The problem lies in the fact that IE comes with various HTML resource files that handle HTTP errors in Web sites. One of these pulls the actual URL from the resource URL hash. GreyMagic used the following example to show this: "If 'site.com' generated a 404 HTTP error, the following URL will be internally requested by IE: res://shdoclc.dll/404_HTTP.htm#http://site.com/file.html."
The HTML resource file pulls the domain from this to place it in a custom error message, but GreyMagic discovered this parsing function contains a flaw that can cause arbitrary commands to execute in the Local Zone.
The error message is IE's familiar "This page cannot be displayed" message with the bulleted list of options, including "Open the site.com home page, and then look for links to the information you want."
GreyMagic said that it specifically tested and found this vulnerability in Internet Explorer version 5 and IE 6 on Windows 98; IE 5.5 and IE 6 on NT 4; IE 5.5 and IE 6 on Windows 2000; and IE 6 on Windows XP. Although this flaw was discovered in Internet Explorer, GreyMagic said that it will also affect any other application that uses the IE engine, including MSN Explorer and AOL's built-in Web browser.
This flaw could allow an attacker to run script commands in the IE Local Zone, which could result in local file reading and various types of dangerous consequences, depending upon the ingenuity of the attacker.
The user must click on the piece of malicious code presented in the error screen to execute the malicious script. In the above example, the link would be the "site.com."
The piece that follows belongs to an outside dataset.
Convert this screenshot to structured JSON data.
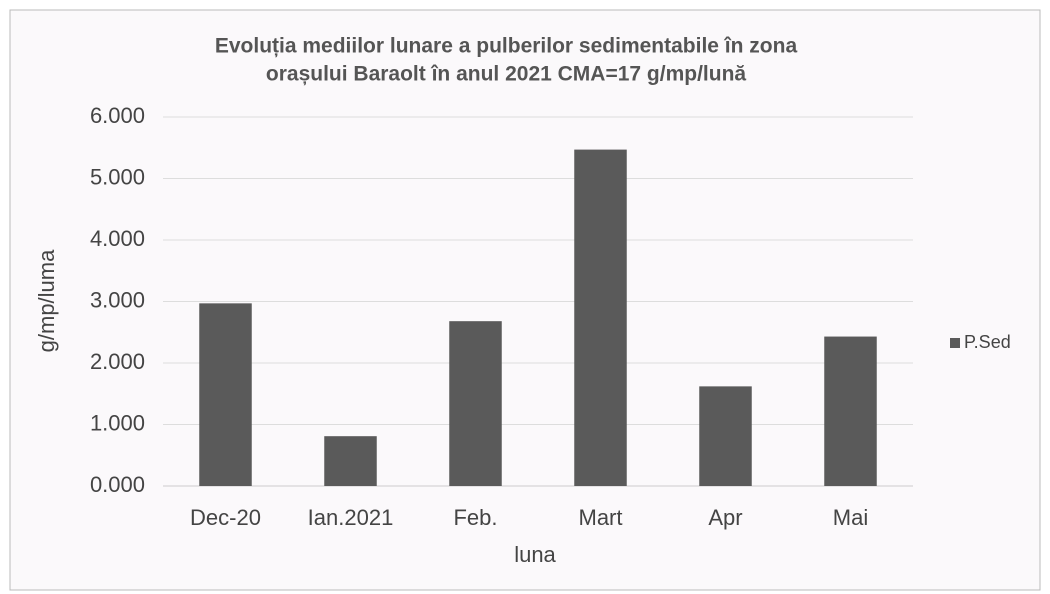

About all you can do right now is warn users not to click on the link supplied by the error message. Beyond that, you'll have to wait for Microsoft to introduce a new patch or service pack. GreyMagic reported that Microsoft is planning to fix this in a future update.
GreyMagic didn't say why it released the information about this vulnerability before Microsoft had produced a fix, but I surmise it felt that giving Microsoft four months to fix this was sufficient notice. In general, the number of serious vulnerabilities discovered recently seems to have declined. Whether this is due to efforts on Microsoft's part to improve security or is just a random occurrence is anyone's guess at this point.
This week, I'm adding a new feature to this column called "Also watch out for…," in which I'll try to include what I see as the most important of the second tier of new vulnerabilities. Although space limitations prevent me from covering more than one or two major threats that affect a lot of users, any vulnerability is major to the IT pro who has a single system that's at risk. I won't attempt to cover all new vulnerabilities in this section—just the ones I think are most likely to affect TechRepublic readers.
Also watch out for…
- GreyMagic leads off this week's second tier of threats with Security Advisory GM#013-IE, a cross-site scripting vulnerability in unparsable XML files. This is found in IE 5.5 and 6.
- HP-UX 8 flaws have been found and patched.
- Multiple vulnerabilities have been found in Mailtraq.
- eWeek has reported a new kind of Trojan and warns that initial samples indicate that a possible mass attack is planned.
- Microsoft says that MSN Messenger version 6, the beta version of the company's IM application, is being made available on various unauthorized Web sites. The company warns that it should not be used because the code is not stable and was never intended for general release, even for testing purposes.
- McAfee has issued an alert for a new Trojan that includes a driver for the Linux Kernel Intrusion System (Linux/Kis).